People Who Don’t Like Peaches
Despite being just over halfway through her undergraduate career, Jaymi is already able to reflect on how her various collegiate experiences have changed her as a leader.
“I think one thing that I’m learning is that not everybody’s is going to like you all the time. It’s impossible to please everybody. You can be as peachy as possible, and there’s still going to be that person who doesn’t like peaches. I’m still learning this every day, and I just think doing the best I can has to be enough”

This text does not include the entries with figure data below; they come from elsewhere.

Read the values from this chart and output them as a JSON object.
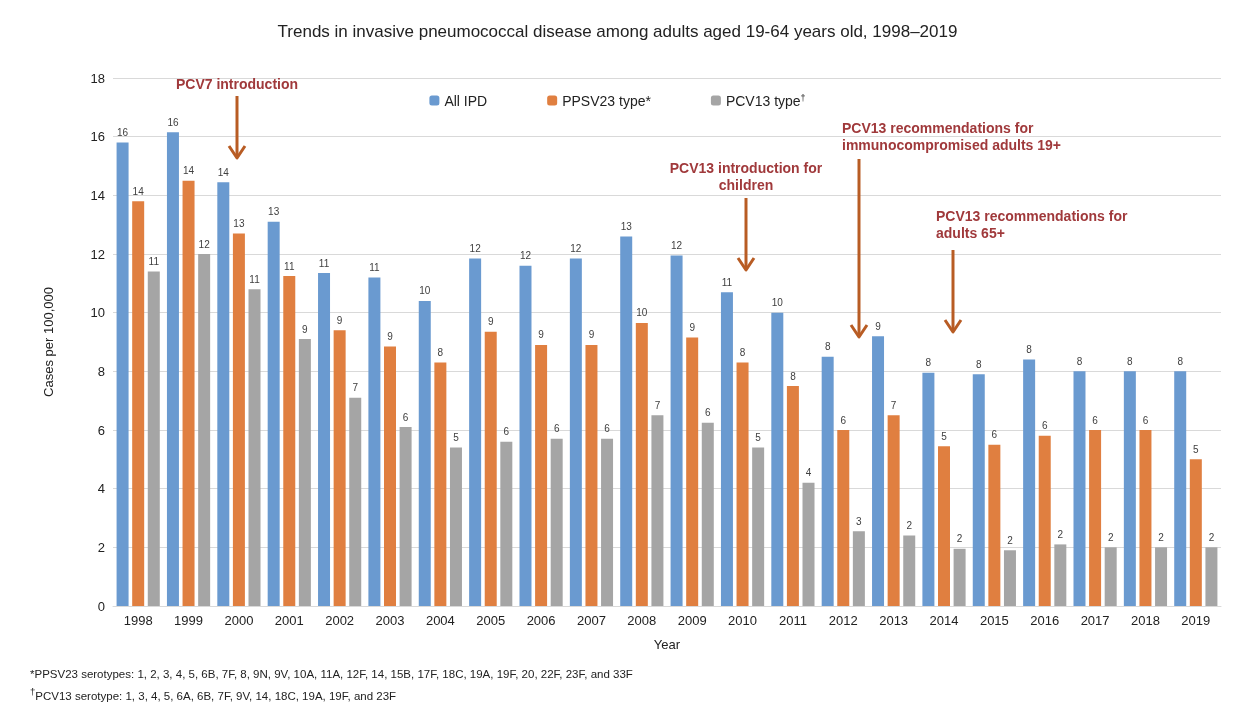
{
  "chart_data": {
    "type": "bar",
    "title": "Trends in invasive pneumococcal disease among adults aged 19-64 years old, 1998–2019",
    "xlabel": "Year",
    "ylabel": "Cases per 100,000",
    "categories": [
      "1998",
      "1999",
      "2000",
      "2001",
      "2002",
      "2003",
      "2004",
      "2005",
      "2006",
      "2007",
      "2008",
      "2009",
      "2010",
      "2011",
      "2012",
      "2013",
      "2014",
      "2015",
      "2016",
      "2017",
      "2018",
      "2019"
    ],
    "series": [
      {
        "name": "All IPD",
        "color": "#6a9ad0",
        "values": [
          15.8,
          16.15,
          14.45,
          13.1,
          11.35,
          11.2,
          10.4,
          11.85,
          11.6,
          11.85,
          12.6,
          11.95,
          10.7,
          10.0,
          8.5,
          9.2,
          7.95,
          7.9,
          8.4,
          8.0,
          8.0,
          8.0
        ],
        "value_labels": [
          "16",
          "16",
          "14",
          "13",
          "11",
          "11",
          "10",
          "12",
          "12",
          "12",
          "13",
          "12",
          "11",
          "10",
          "8",
          "9",
          "8",
          "8",
          "8",
          "8",
          "8",
          "8"
        ]
      },
      {
        "name": "PPSV23 type*",
        "color": "#e07f40",
        "values": [
          13.8,
          14.5,
          12.7,
          11.25,
          9.4,
          8.85,
          8.3,
          9.35,
          8.9,
          8.9,
          9.65,
          9.15,
          8.3,
          7.5,
          6.0,
          6.5,
          5.45,
          5.5,
          5.8,
          6.0,
          6.0,
          5.0
        ],
        "value_labels": [
          "14",
          "14",
          "13",
          "11",
          "9",
          "9",
          "8",
          "9",
          "9",
          "9",
          "10",
          "9",
          "8",
          "8",
          "6",
          "7",
          "5",
          "6",
          "6",
          "6",
          "6",
          "5"
        ]
      },
      {
        "name": "PCV13 type$^{†}$",
        "color": "#a5a5a5",
        "values": [
          11.4,
          12.0,
          10.8,
          9.1,
          7.1,
          6.1,
          5.4,
          5.6,
          5.7,
          5.7,
          6.5,
          6.25,
          5.4,
          4.2,
          2.55,
          2.4,
          1.95,
          1.9,
          2.1,
          2.0,
          2.0,
          2.0
        ],
        "value_labels": [
          "11",
          "12",
          "11",
          "9",
          "7",
          "6",
          "5",
          "6",
          "6",
          "6",
          "7",
          "6",
          "5",
          "4",
          "3",
          "2",
          "2",
          "2",
          "2",
          "2",
          "2",
          "2"
        ]
      }
    ],
    "ylim": [
      0,
      18
    ],
    "yticks": [
      0,
      2,
      4,
      6,
      8,
      10,
      12,
      14,
      16,
      18
    ],
    "grid": "y",
    "legend": "top",
    "annotations": [
      "PCV7 introduction",
      "PCV13 introduction for children",
      "PCV13 recommendations for immunocompromised adults 19+",
      "PCV13 recommendations for adults 65+",
      "*PPSV23 serotypes: 1, 2, 3, 4, 5, 6B, 7F, 8, 9N, 9V, 10A, 11A, 12F, 14, 15B, 17F, 18C, 19A, 19F, 20, 22F, 23F, and 33F",
      "$^{†}$PCV13 serotype: 1, 3, 4, 5, 6A, 6B, 7F, 9V, 14, 18C, 19A, 19F, and 23F"
    ]
  }
}
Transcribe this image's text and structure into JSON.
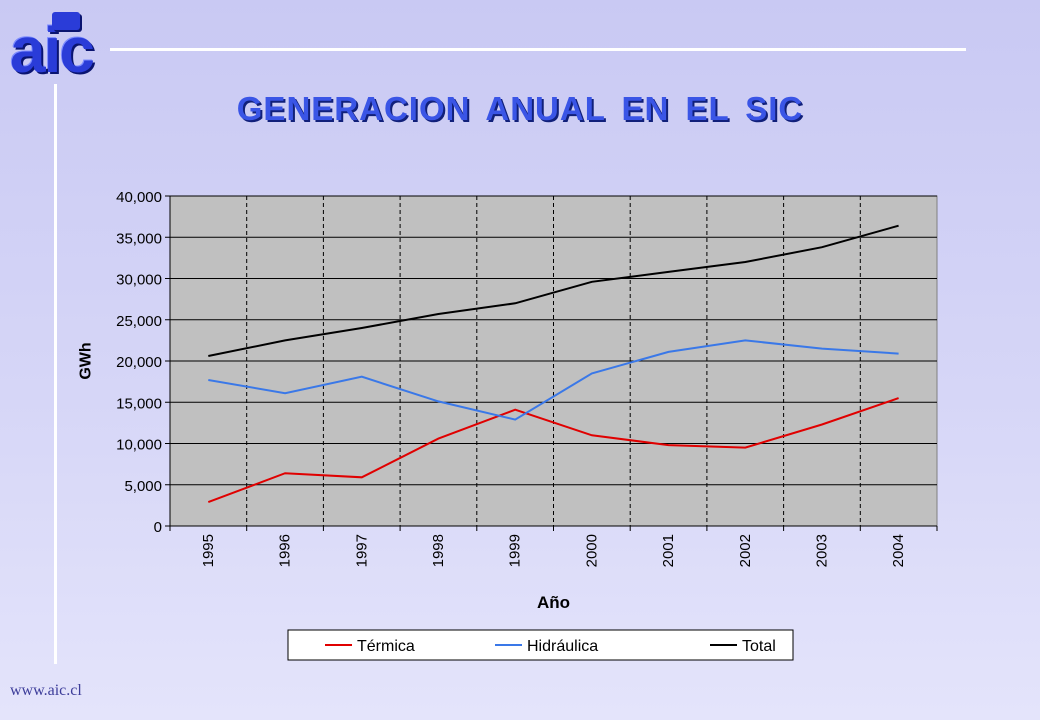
{
  "logo": {
    "text": "aic"
  },
  "footer": {
    "url": "www.aic.cl"
  },
  "chart_data": {
    "type": "line",
    "title": "GENERACION ANUAL EN EL SIC",
    "xlabel": "Año",
    "ylabel": "GWh",
    "categories": [
      "1995",
      "1996",
      "1997",
      "1998",
      "1999",
      "2000",
      "2001",
      "2002",
      "2003",
      "2004"
    ],
    "ylim": [
      0,
      40000
    ],
    "yticks": [
      0,
      5000,
      10000,
      15000,
      20000,
      25000,
      30000,
      35000,
      40000
    ],
    "ytick_labels": [
      "0",
      "5,000",
      "10,000",
      "15,000",
      "20,000",
      "25,000",
      "30,000",
      "35,000",
      "40,000"
    ],
    "grid": "horizontal solid, vertical dashed",
    "legend_position": "bottom",
    "series": [
      {
        "name": "Térmica",
        "color": "#e00000",
        "values": [
          2900,
          6400,
          5900,
          10600,
          14100,
          11000,
          9800,
          9500,
          12300,
          15500
        ]
      },
      {
        "name": "Hidráulica",
        "color": "#3a78e8",
        "values": [
          17700,
          16100,
          18100,
          15100,
          12900,
          18500,
          21100,
          22500,
          21500,
          20900
        ]
      },
      {
        "name": "Total",
        "color": "#000000",
        "values": [
          20600,
          22500,
          24000,
          25700,
          27000,
          29600,
          30800,
          32000,
          33800,
          36400
        ]
      }
    ]
  }
}
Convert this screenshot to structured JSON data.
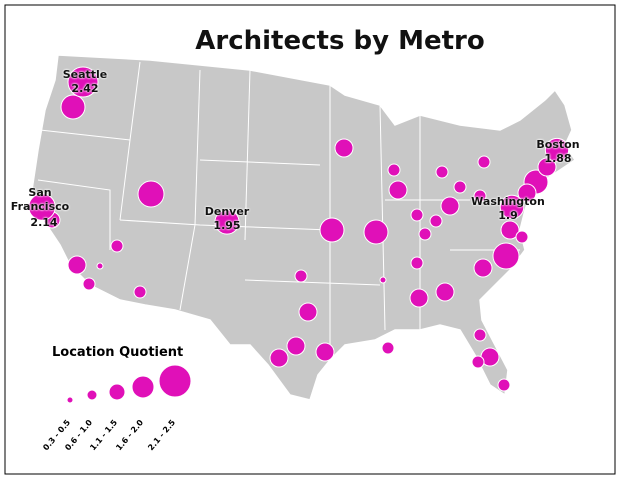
{
  "title": "Architects by Metro",
  "metros": [
    {
      "name": "Seattle",
      "value": 2.42
    },
    {
      "name": "San Francisco",
      "value": 2.14
    },
    {
      "name": "Denver",
      "value": 1.95
    },
    {
      "name": "Washington",
      "value": 1.9
    },
    {
      "name": "Boston",
      "value": 1.88
    }
  ],
  "legend": {
    "title": "Location Quotient",
    "ranges": [
      "0.3 - 0.5",
      "0.6 - 1.0",
      "1.1 - 1.5",
      "1.6 - 2.0",
      "2.1 - 2.5"
    ]
  }
}
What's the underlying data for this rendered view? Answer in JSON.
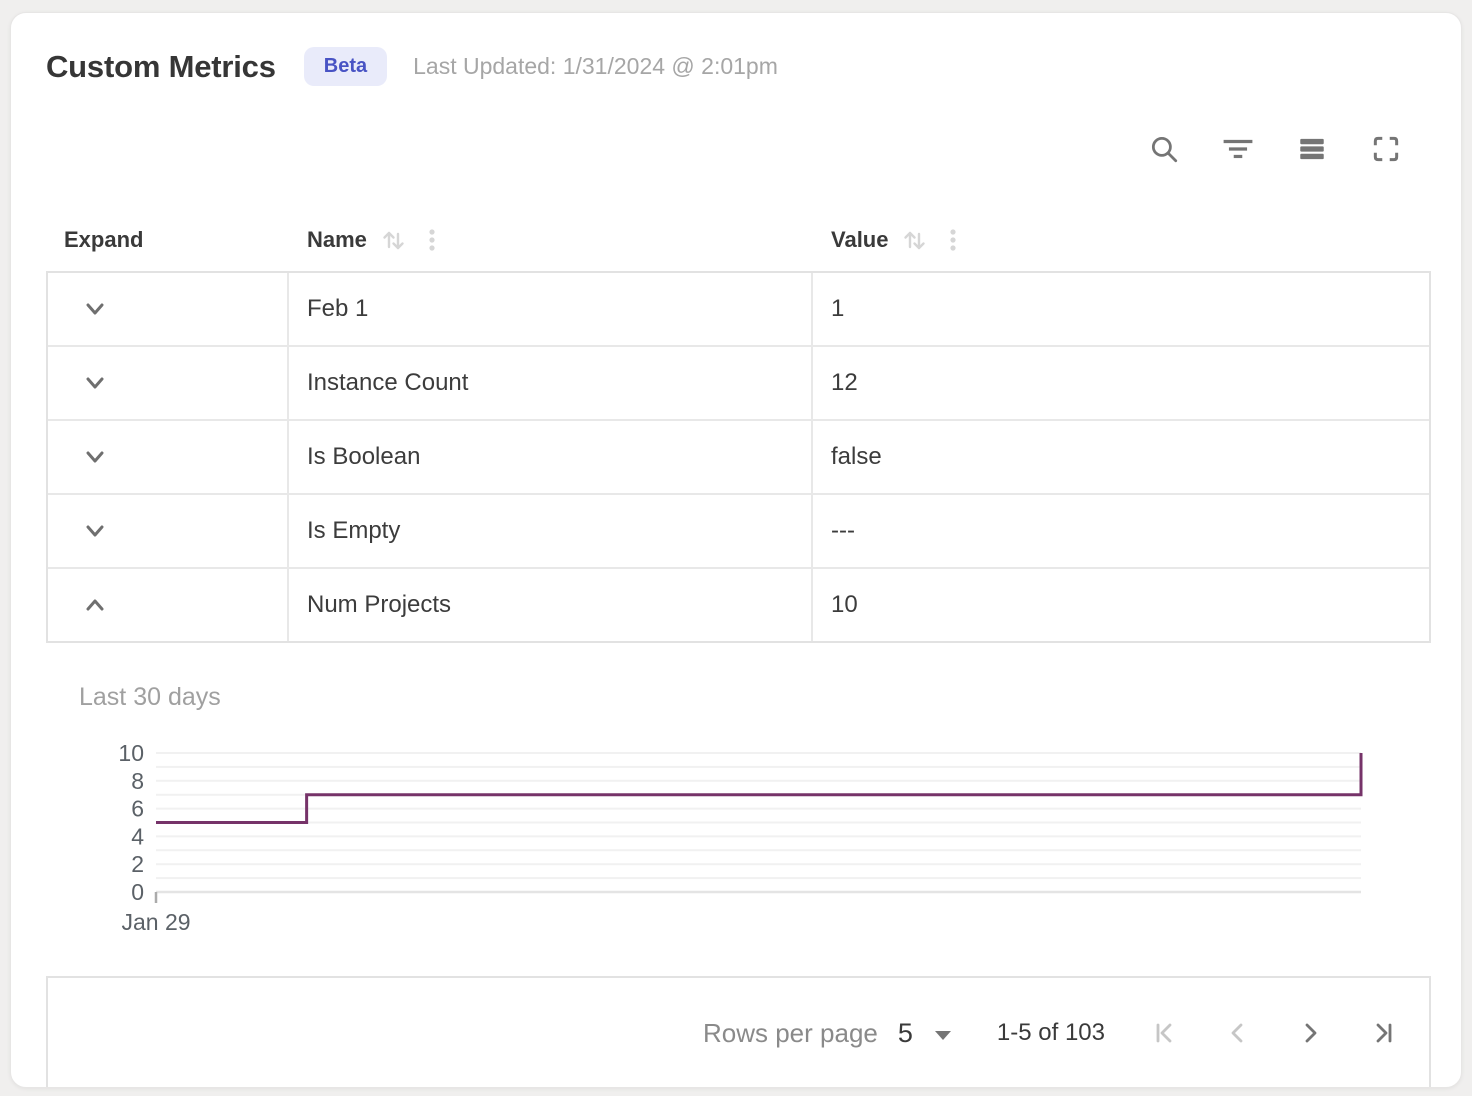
{
  "header": {
    "title": "Custom Metrics",
    "badge": "Beta",
    "last_updated": "Last Updated: 1/31/2024 @ 2:01pm"
  },
  "toolbar": {
    "icons": [
      "search",
      "filter",
      "density",
      "fullscreen"
    ]
  },
  "table": {
    "columns": [
      {
        "label": "Expand",
        "sortable": false
      },
      {
        "label": "Name",
        "sortable": true
      },
      {
        "label": "Value",
        "sortable": true
      }
    ],
    "rows": [
      {
        "name": "Feb 1",
        "value": "1",
        "expanded": false
      },
      {
        "name": "Instance Count",
        "value": "12",
        "expanded": false
      },
      {
        "name": "Is Boolean",
        "value": "false",
        "expanded": false
      },
      {
        "name": "Is Empty",
        "value": "---",
        "expanded": false
      },
      {
        "name": "Num Projects",
        "value": "10",
        "expanded": true
      }
    ]
  },
  "detail_panel": {
    "label": "Last 30 days"
  },
  "chart_data": {
    "type": "line",
    "subtype": "step",
    "title": "Last 30 days",
    "x_tick_labels": [
      "Jan 29"
    ],
    "ylim": [
      0,
      10
    ],
    "yticks": [
      0,
      2,
      4,
      6,
      8,
      10
    ],
    "grid": "horizontal-every-unit",
    "legend": "none",
    "line_color": "#763369",
    "points_pct": [
      {
        "x": 0,
        "y": 5
      },
      {
        "x": 12.5,
        "y": 5
      },
      {
        "x": 12.5,
        "y": 7
      },
      {
        "x": 100,
        "y": 7
      },
      {
        "x": 100,
        "y": 10
      }
    ]
  },
  "footer": {
    "rows_per_page_label": "Rows per page",
    "rows_per_page_value": "5",
    "range_label": "1-5 of 103",
    "pagination": [
      {
        "name": "first-page",
        "disabled": true
      },
      {
        "name": "previous-page",
        "disabled": true
      },
      {
        "name": "next-page",
        "disabled": false
      },
      {
        "name": "last-page",
        "disabled": false
      }
    ]
  },
  "colors": {
    "chart_line": "#763369",
    "badge_bg": "#e9ebfa",
    "badge_text": "#4853c4",
    "icon_enabled": "#757575",
    "icon_disabled": "#c6c6c6",
    "sort_icon": "#d6d6d6",
    "border": "#e2e2e2",
    "gridline": "#f1f1f1"
  }
}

“I’m also a work in progress, and I think that’s really important. I think that people oftentimes look at me like I have [everything] together, but spoiler alert, I do not. I have no idea what I’m doing, I’m figuring it out as I go along. And so is everyone else. I make mistakes, I say things that I shouldn’t, I sometimes do things and I’m like, I should have seen that coming. Just because you make mistakes doesn’t mean you’re a bad person or a bad leader, it just means that you’re human.
Asking for Help
When asked about a piece of advice she would share with students just beginning their leadership journey, she spoke at length about hers struggles with asking for help.
“I was like that for a long time. I had to do everything by myself. I think for a long time I was like, I can’t ask for help, I have to do everything by myself, always, and it’s exhausting, and it’s lonely, and it’s draining. And there were so many people that were willing to help me. I was just like no, I have to do everything myself.”
“Just because you have to ask for help doesn’t mean you’re a bad leader. Just because you’re not sure of where to go or you’re not the most outspoken person, doesn’t say anything about you as a leader. It’s better that you do ask for help.”
Life after Worcester State
Jaymi shared that she has wanted to be a lawyer since she was 10 years old. “I’ve always wanted to make a difference,” she stated. “I see a lot of things in the world that I don’t like. Instead of just being the person to sit there and complain about it, I’ve always wanted to be the doer and fix these things.”
With a double major in history and political science and a minor in computer science, Jaymi has immersed herself in her pre-law program. The plan after Worcester State is to go to law school and focus on either constitutional law or technology policy.
“Lately I’ve been leaning more towards doing private sector law or patent law, that stuff that sounds boring to everybody else but is really cool to me,” says Jaymi. She also hopes to do pro-bono work and different advocacy work on the side. “People always need lawyers, and a lot of people can’t afford a good lawyer when they really need one,” she explains. “The idea that I could be that person is really appealing.”
Jaymi is also on the Planning Board in Leicester, where she works with board members to review applications for zoning, special permits, and develop a plan for long-range land use. “I don’t think that I’ll ever stop holding some form of smaller public office,” Jaymi shares. “Politics and activism have always been an integral part of who I am.”
As for her political aspirations? “I know it sounds kind of ridiculous to take on an entire political system by myself…but if no one else is going to do it, I guess it will be me.”